But when White-Jacket speaks of the rover’s life, he means not life in a man-of-war, which, with its martial formalities and thousand vices, stabs to the heart the soul of all free-and-easy honourable rovers.

I have said that I was wont to mount up aloft and muse; and thus was it with me the night following the loss of the cooper. Ere my watch in the top had expired, high up on the main-royal-yard I reclined, the white jacket folded around me like Sir John Moore in his frosted cloak.

Eight bells had struck, and my watchmates had hied to their hammocks, and the other watch had gone to their stations, and the top below me was full of strangers, and still one hundred feet above even them I lay entranced; now dozing, now dreaming; now thinking of things past, and anon of the life to come. Well-timed was the latter thought, for the life to come was much nearer overtaking me than I then could imagine. Perhaps I was half conscious at last of a tremulous voice hailing the main-royal-yard from the top. But if so, the consciousness glided away from me, and left me in Lethe. But when, like lightning, the yard dropped under me, and instinctively I clung with both hands to the “tie,” then I came to myself with a rush, and felt something like a choking hand at my throat. For an instant I thought the Gulf Stream in my head was whirling me away to eternity; but the next moment I found myself standing; the yard had descended to the cup; and shaking myself in my jacket, I felt that I was unharmed and alive.
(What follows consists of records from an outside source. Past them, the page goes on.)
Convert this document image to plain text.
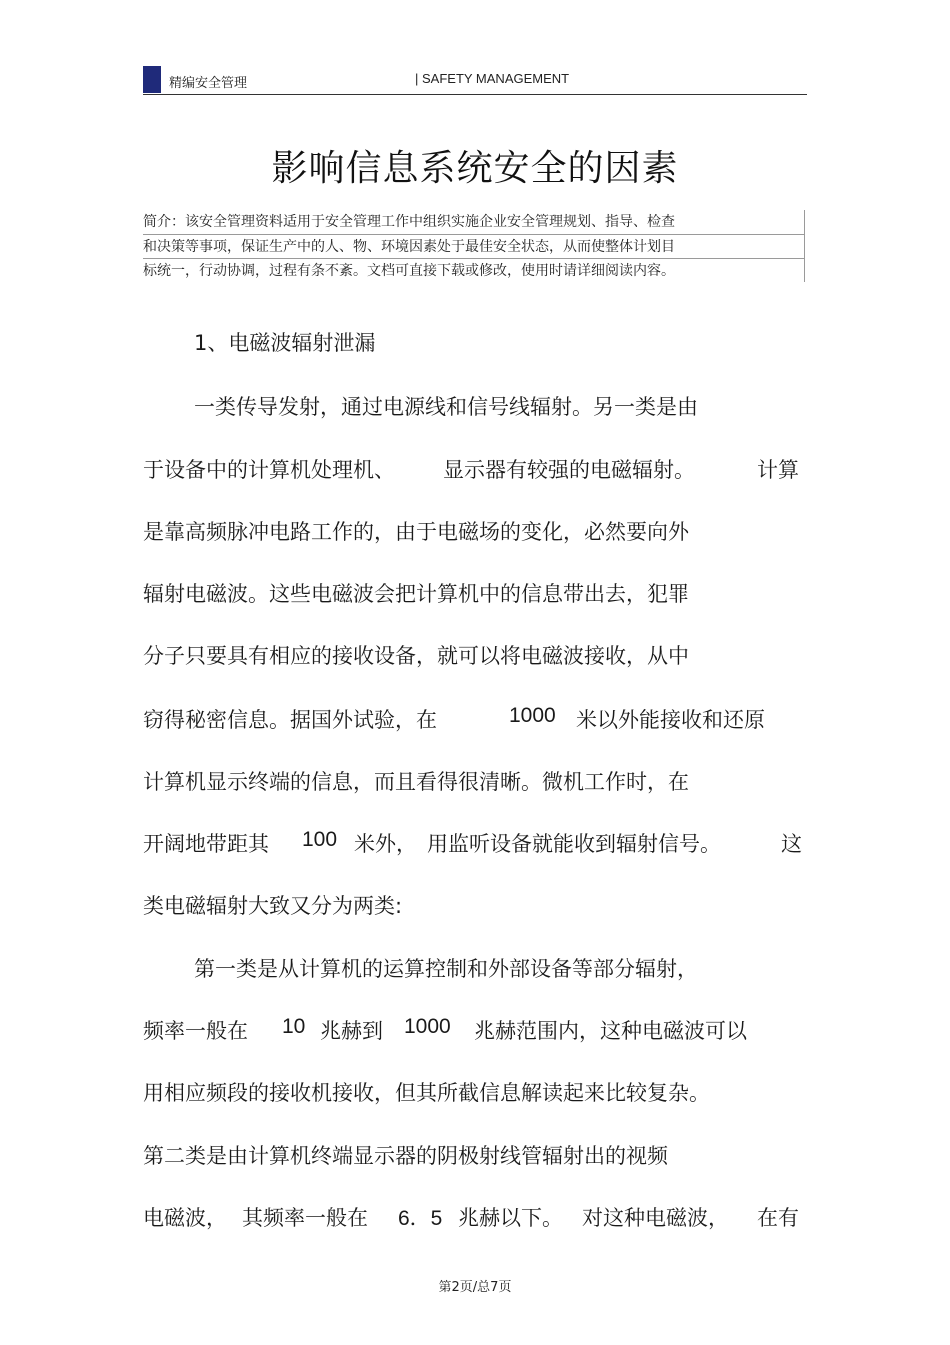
精编安全管理	| SAFETY MANAGEMENT
影响信息系统安全的因素
简介：该安全管理资料适用于安全管理工作中组织实施企业安全管理规划、指导、检查
和决策等事项，保证生产中的人、物、环境因素处于最佳安全状态，从而使整体计划目
标统一，行动协调，过程有条不紊。文档可直接下载或修改，使用时请详细阅读内容。
1、电磁波辐射泄漏
一类传导发射，通过电源线和信号线辐射。另一类是由
于设备中的计算机处理机、 显示器有较强的电磁辐射。	计算
是靠高频脉冲电路工作的，由于电磁场的变化，必然要向外
辐射电磁波。这些电磁波会把计算机中的信息带出去，犯罪
分子只要具有相应的接收设备，就可以将电磁波接收，从中
窃得秘密信息。据国外试验，在	1000 米以外能接收和还原
计算机显示终端的信息，而且看得很清晰。微机工作时，在
开阔地带距其 100 米外， 用监听设备就能收到辐射信号。	这
类电磁辐射大致又分为两类:
第一类是从计算机的运算控制和外部设备等部分辐射，
频率一般在 10 兆赫到 1000 兆赫范围内，这种电磁波可以
用相应频段的接收机接收，但其所截信息解读起来比较复杂。
第二类是由计算机终端显示器的阴极射线管辐射出的视频
电磁波， 其频率一般在 6．5 兆赫以下。 对这种电磁波， 在有
第2页/总7页
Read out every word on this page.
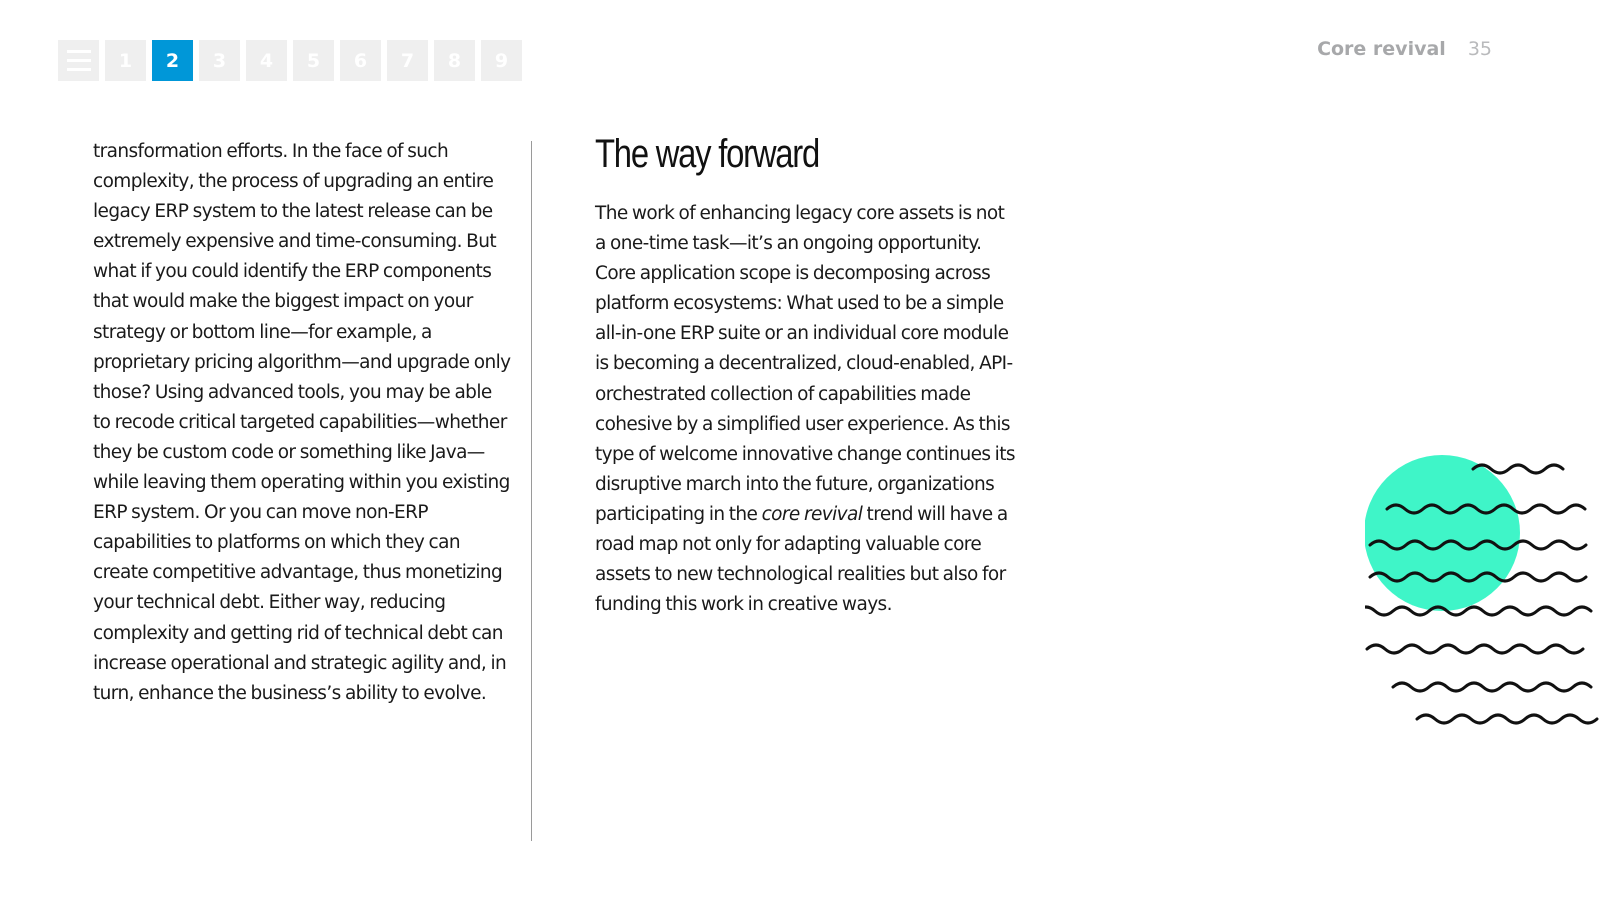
1	2	3	4	5	6	7	8	9
Core revival 35

transformation efforts. In the face of such complexity, the process of upgrading an entire legacy ERP system to the latest release can be extremely expensive and time-consuming. But what if you could identify the ERP components that would make the biggest impact on your strategy or bottom line—for example, a proprietary pricing algorithm—and upgrade only those? Using advanced tools, you may be able to recode critical targeted capabilities—whether they be custom code or something like Java—while leaving them operating within you existing ERP system. Or you can move non-ERP capabilities to platforms on which they can create competitive advantage, thus monetizing your technical debt. Either way, reducing complexity and getting rid of technical debt can increase operational and strategic agility and, in turn, enhance the business’s ability to evolve.

The way forward

The work of enhancing legacy core assets is not a one-time task—it’s an ongoing opportunity. Core application scope is decomposing across platform ecosystems: What used to be a simple all-in-one ERP suite or an individual core module is becoming a decentralized, cloud-enabled, API-orchestrated collection of capabilities made cohesive by a simplified user experience. As this type of welcome innovative change continues its disruptive march into the future, organizations participating in the core revival trend will have a road map not only for adapting valuable core assets to new technological realities but also for funding this work in creative ways.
Who had done this? who had made this attempt on my life? thought I, as I ran down the rigging.

“Here it comes!—Lord! Lord! here it comes! See, see! it is white as a hammock.”

“Who’s coming?” I shouted, springing down into the top; “who’s white as a hammock?”

“Bless my soul, Bill it’s only White-Jacket—that infernal White-Jacket again!”

It seems they had spied a moving white spot there aloft, and, sailor-like, had taken me for the ghost of the cooper; and after hailing me, and bidding me descend, to test my corporeality, and getting no answer, they had lowered the halyards in affright.

In a rage I tore off the jacket, and threw it on the deck.

“Jacket,” cried I, “you must change your complexion! you must hie to the dyers and be dyed, that I may live. I have but one poor life, White-Jacket, and that life I cannot spare. I cannot consent to die for you, but be dyed you must for me. You can dye many times without injury; but I cannot die without irreparable loss, and running the eternal risk.”